Prof. Dershowitz in his September 26 Gatestone article professed himself as favoring “two states for two peoples.”  That US interpretation of “two-states” is not new.  That’s just how both US Special Envoy George Mitchell (on-the-record briefing at Sharm el-Sheik, 9/14/10) and US UN Rep. Susan Rice (address to Conf. of Pres. Of Major American Jewish Orgs., 12/14/11) put it in the same words:  “two states for two peoples.”

But here’s how the Palestinian Authority answered that.   On the very day, September 23, 2011, that Abbas addressed the United Nations, seeking U.N. recognition of a western Palestine Arab state, YNetNews.com quoted Abbas:

 “They talk to us about the Jewish state, but I respond to them with a final answer: We shall not recognize a Jewish state, Abbas said in a meeting with some 200 senior representatives of the Palestinian community in the US, shortly before taking the podium and delivering a speech at the United Nations General Assembly.” [emphasis added]

Caroline Glick’s Jerusalem Post column (per Townhall.com, 8/5/11) observed this in quoting a senior P.A. negotiator’s statement showing clearly that Palestinian Arabs understand exactly what the U.S. and Israel mean by “two states for two peoples,” and that they expressly reject it:

[Glick:] Israel has no one to negotiate with because the Palestinians reject Israel’s right to exist.  This much was made clear yet again last month when senior PA “negotiator” Nabil Sha’ath said in an interview with Arabic News Broadcast, “The story of ‘two states for two peoples’ means that there will be a Jewish people over there and a Palestinian people here.  We will never accept this.”  [emphasis added]

My Bottom Line

Look at the language employed by the proponents of the Two-State Solution.”  UN: “the Palestinian territory occupied since 1967, including East Jerusalem.”  9 US Jewish Institutions:  “annexation by Israel of any territory in the West Bank … the 1967 borders.”  Consensus Democratic Party policy: “the 1967 lines with mutually agreed land swaps.”  Cong. Levin’s bill:  “the West Bank, including East Jerusalem, and the Gaza Strip are all occupied territories.”

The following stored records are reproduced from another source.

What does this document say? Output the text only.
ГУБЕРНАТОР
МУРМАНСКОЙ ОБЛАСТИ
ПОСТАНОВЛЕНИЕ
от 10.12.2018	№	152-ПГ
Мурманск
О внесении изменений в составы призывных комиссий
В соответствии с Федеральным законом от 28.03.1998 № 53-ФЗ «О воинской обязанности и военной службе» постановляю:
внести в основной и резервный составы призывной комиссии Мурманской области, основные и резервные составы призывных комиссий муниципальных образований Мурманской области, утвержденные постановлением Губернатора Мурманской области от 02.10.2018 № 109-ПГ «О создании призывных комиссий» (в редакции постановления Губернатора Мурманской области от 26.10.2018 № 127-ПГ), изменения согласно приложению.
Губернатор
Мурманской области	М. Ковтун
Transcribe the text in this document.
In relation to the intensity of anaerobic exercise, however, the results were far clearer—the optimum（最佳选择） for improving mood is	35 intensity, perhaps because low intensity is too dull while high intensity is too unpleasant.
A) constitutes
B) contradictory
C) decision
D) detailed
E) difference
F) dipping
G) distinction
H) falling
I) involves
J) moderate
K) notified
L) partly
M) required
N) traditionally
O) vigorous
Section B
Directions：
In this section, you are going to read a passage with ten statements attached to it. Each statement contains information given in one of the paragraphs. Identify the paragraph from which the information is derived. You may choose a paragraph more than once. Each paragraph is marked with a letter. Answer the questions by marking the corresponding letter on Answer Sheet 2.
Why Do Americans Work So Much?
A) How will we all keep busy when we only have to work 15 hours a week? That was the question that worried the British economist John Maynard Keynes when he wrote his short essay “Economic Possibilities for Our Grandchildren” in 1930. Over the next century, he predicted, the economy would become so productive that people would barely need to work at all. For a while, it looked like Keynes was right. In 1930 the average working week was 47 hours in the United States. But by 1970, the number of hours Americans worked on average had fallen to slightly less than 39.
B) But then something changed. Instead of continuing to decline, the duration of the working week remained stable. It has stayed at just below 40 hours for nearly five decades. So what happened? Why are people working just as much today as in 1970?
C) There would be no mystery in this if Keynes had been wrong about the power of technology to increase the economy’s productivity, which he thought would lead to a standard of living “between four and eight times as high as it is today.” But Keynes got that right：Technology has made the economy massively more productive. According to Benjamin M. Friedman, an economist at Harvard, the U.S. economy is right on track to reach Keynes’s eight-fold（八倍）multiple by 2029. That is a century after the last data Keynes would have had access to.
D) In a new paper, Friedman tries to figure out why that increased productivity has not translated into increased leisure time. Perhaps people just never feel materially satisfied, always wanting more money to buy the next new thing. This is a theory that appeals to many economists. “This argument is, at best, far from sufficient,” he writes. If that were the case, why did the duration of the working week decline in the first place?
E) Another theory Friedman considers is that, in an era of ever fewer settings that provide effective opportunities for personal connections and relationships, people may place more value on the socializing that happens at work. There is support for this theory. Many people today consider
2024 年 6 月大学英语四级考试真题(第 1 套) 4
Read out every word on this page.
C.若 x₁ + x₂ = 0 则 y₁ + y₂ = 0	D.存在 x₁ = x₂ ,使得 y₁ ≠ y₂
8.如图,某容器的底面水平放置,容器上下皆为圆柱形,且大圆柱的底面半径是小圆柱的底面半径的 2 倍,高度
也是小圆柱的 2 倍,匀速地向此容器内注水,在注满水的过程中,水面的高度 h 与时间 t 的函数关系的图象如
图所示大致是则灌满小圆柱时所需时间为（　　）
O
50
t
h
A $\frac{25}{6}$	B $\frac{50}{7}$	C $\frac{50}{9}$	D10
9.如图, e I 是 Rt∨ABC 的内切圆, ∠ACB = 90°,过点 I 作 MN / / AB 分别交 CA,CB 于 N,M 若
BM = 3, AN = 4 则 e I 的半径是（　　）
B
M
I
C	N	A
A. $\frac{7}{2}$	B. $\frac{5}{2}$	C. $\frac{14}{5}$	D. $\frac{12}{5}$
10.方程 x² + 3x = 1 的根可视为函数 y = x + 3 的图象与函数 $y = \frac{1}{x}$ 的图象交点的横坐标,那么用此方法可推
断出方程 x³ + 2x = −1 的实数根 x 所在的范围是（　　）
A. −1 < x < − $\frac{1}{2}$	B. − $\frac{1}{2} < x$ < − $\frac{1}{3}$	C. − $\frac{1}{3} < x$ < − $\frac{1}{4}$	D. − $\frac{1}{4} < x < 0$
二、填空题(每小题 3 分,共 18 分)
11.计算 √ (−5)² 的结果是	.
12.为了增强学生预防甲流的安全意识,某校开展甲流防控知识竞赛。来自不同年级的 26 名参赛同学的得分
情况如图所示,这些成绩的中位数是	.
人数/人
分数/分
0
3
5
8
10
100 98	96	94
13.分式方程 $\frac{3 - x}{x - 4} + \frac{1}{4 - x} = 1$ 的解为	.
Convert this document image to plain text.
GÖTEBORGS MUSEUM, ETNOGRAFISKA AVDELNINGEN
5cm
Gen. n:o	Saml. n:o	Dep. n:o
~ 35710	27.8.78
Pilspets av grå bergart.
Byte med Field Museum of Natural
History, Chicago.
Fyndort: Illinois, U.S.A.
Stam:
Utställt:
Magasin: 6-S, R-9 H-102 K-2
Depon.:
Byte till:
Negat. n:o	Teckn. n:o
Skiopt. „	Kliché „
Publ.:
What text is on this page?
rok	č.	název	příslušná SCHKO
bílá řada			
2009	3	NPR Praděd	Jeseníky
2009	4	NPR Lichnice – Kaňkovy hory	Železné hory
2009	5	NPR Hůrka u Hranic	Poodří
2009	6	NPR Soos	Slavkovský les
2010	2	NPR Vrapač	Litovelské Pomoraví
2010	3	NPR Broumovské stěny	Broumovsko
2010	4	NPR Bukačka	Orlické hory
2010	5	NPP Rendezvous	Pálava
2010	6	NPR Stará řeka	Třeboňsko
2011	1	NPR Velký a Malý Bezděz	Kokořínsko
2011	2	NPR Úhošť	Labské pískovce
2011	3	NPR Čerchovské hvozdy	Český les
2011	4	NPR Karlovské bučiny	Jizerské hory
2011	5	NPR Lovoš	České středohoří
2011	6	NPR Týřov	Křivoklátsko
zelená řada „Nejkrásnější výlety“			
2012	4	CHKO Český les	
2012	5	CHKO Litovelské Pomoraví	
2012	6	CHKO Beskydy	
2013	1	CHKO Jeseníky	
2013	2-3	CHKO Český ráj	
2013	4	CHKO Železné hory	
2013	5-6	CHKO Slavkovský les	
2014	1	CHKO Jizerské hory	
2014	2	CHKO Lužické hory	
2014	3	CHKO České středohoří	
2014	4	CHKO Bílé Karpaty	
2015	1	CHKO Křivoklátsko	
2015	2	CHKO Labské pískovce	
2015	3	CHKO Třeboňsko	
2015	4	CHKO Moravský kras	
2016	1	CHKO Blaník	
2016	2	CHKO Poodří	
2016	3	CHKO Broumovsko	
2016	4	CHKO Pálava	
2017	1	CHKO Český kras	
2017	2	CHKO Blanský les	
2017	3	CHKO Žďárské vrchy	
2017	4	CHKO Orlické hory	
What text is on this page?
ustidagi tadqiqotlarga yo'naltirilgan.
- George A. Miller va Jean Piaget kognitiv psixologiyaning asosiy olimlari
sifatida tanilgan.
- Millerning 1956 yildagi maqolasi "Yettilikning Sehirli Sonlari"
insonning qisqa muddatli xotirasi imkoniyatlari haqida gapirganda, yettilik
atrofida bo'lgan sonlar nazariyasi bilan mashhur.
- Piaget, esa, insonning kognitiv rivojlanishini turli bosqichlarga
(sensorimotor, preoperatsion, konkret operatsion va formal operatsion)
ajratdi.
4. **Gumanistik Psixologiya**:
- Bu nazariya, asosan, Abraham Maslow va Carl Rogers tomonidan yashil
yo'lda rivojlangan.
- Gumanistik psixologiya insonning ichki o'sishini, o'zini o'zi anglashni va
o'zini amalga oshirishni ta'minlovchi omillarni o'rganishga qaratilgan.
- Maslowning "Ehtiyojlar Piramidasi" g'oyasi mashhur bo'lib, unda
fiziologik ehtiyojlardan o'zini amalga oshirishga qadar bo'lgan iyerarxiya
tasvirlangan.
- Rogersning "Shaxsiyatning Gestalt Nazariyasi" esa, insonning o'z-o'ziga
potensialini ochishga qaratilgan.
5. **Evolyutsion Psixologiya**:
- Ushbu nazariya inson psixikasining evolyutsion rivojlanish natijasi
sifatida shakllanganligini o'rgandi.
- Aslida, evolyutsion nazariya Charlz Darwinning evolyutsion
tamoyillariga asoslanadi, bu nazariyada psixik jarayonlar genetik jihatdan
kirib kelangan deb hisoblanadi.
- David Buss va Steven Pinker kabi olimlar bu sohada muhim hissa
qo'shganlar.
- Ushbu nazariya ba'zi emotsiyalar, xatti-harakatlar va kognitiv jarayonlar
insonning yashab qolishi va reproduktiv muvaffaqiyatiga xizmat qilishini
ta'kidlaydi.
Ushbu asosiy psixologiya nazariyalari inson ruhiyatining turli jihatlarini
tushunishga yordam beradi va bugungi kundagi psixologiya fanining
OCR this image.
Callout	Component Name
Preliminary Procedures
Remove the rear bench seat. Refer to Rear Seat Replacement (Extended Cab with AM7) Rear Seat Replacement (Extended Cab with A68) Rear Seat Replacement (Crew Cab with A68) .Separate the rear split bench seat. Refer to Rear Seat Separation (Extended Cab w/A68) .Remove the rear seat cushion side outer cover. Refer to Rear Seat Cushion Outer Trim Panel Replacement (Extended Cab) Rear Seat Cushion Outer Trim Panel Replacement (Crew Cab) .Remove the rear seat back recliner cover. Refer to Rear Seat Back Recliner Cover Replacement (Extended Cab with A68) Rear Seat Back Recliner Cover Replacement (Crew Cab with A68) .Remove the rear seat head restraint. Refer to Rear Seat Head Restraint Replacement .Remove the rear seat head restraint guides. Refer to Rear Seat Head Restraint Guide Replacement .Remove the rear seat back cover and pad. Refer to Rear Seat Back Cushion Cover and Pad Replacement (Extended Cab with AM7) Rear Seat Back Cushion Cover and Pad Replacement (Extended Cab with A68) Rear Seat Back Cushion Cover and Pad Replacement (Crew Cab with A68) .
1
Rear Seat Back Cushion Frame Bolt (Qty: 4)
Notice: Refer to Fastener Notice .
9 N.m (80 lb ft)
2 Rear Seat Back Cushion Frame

All of them are based on the Jewish people having no homeland rights, even in Jerusalem, beyond the 1949 ceasefire lines, even though those 1949 lines did not yet exist when the Palestine Mandate recognized the Jews’ twice previously sovereign historical connection to Palestine and called for reconstituting their national home in western Palestine with close settlement of Jews on the land.  And Palestinian Arabs, the majority population of the Arab state sitting on eastern Palestine, 78% of the Palestine Mandate, have never ruled western Palestine ever.  A 78% / 22% eastern/western partition of Palestine between Arabs and Jews already exists.